Mais le plus gros souci de Kung Fu Rabbit reste sa maniabilité, qui peine à offrir le confort et la précision requis par ce type de jeu. Votre lapin répond au doigt et à l'oeil pour peu que vous pressiez le bon bouton, mais encore faut-il trouver ce dernier sous vos gros doigts boudinés.
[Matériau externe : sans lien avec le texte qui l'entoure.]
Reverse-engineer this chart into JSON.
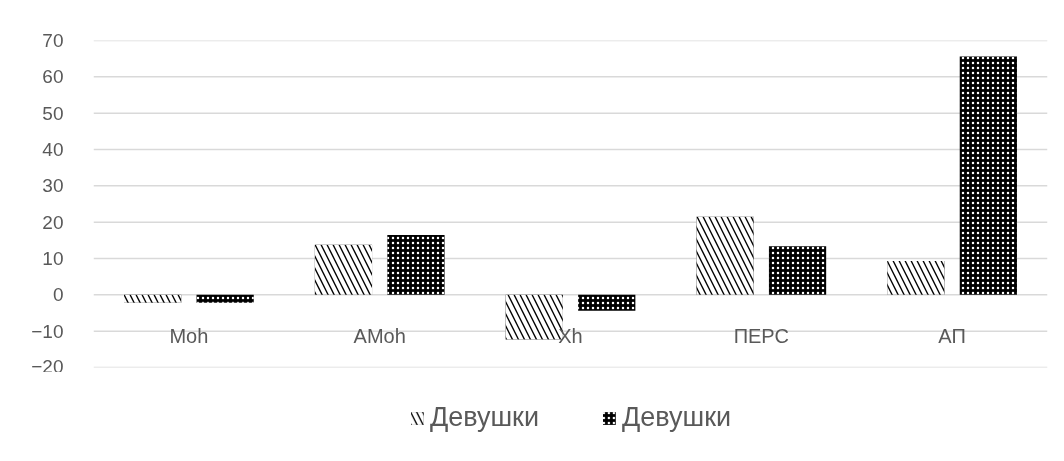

Combien de fois l'auteur de ces lignes a-t-il pesté devant une mort aussi frustrante qu'inopinée, engendrée par une pression légèrement trop à gauche ou trop à droite d'un bouton ? Si le recours au pad virtuel était inéluctable, son ergonomie n'est pas irréprochable : les touches de direction sont à notre avis trop petites, trop proches l'une de l'autre et, à l'image du bouton de saut, trop décalées vers le centre de l'écran. Bref, le plaisir de jeu est parfois entaché par ce souci de maniabilité. C'est d'autant plus dommage qu'au niveau artistique, Kung Fu Rabbit envoie une claque magistrale. Graphiquement somptueux, notamment sur un écran Retina, le rendu visuel bénéficie d'un style cartoon traversé d'influences asiatiques et rehaussé d'une légère french touch. Et la partie sonore n'est pas en reste, même si elle vaut au jeu des temps de chargement un poil longuets.
- Graphismes18/20
C'est magnifique ! Le style cartoon unique est au confluent de courants US, français et japonais. Le scrolling différentiel est superbe et les animations sont de grande qualité. Seuls quelques légers ralentissements occasionnels sont à déplorer.
- Jouabilité14/20
Si le gameplay, inspiré de celui de Super Meat Boy, est vraiment bien fichu et réserve un agréable challenge, la maniabilité n'est pas exempte de tout reproche et vous fera parfois faux bond au pire des moments. Vous vous prendrez alors à rêver au même jeu pratiqué avec un joystick.
- Durée de vie15/20
La difficulté étant exponentielle, vous mettrez moins d'une heure à boucler le premier monde (toutes carottes comprises) mais bien davantage pour les deux suivants, sans parler de la Caverne Bonus et du mode de difficulté Hardcore Rabbit. Attention, tout de même : le recours au dojo ou à l'item shop est susceptible d'écorner le challenge.
- Bande son15/20
Les thèmes musicaux d'inspiration asiatique, relativement sobres, sont bien adaptés, d'autant qu'ils apportent une touche de "zen" passablement agréable entre deux arrachages de cheveux. Les bruitages sont eux aussi assez discrets, mais ils n'en restent pas moins réussis.
- Scénario/
Kung Fu Rabbit est un jeu de plates-formes visuellement somptueux, dont le style graphique unique devrait vous ravir les mirettes. Pour ne rien gâcher, son gameplay ouvertement influencé par un certain Super Meat Boy s'avère vraiment prenant, en particulier parce qu'il propose un vrai challenge. Il est donc regrettable que la maniabilité soit imparfaite, le pad virtuel peinant à offrir le confort et la précision exigés par le concept. Rien de rédhibitoire, mais de quoi frustrer légèrement l'expérience du joueur n'ayant pas des doigts de pianiste. On touche sans doute là aux limites du support, mais que cela ne vous empêche pas de télécharger ce titre réussi d'un jeune studio prometteur.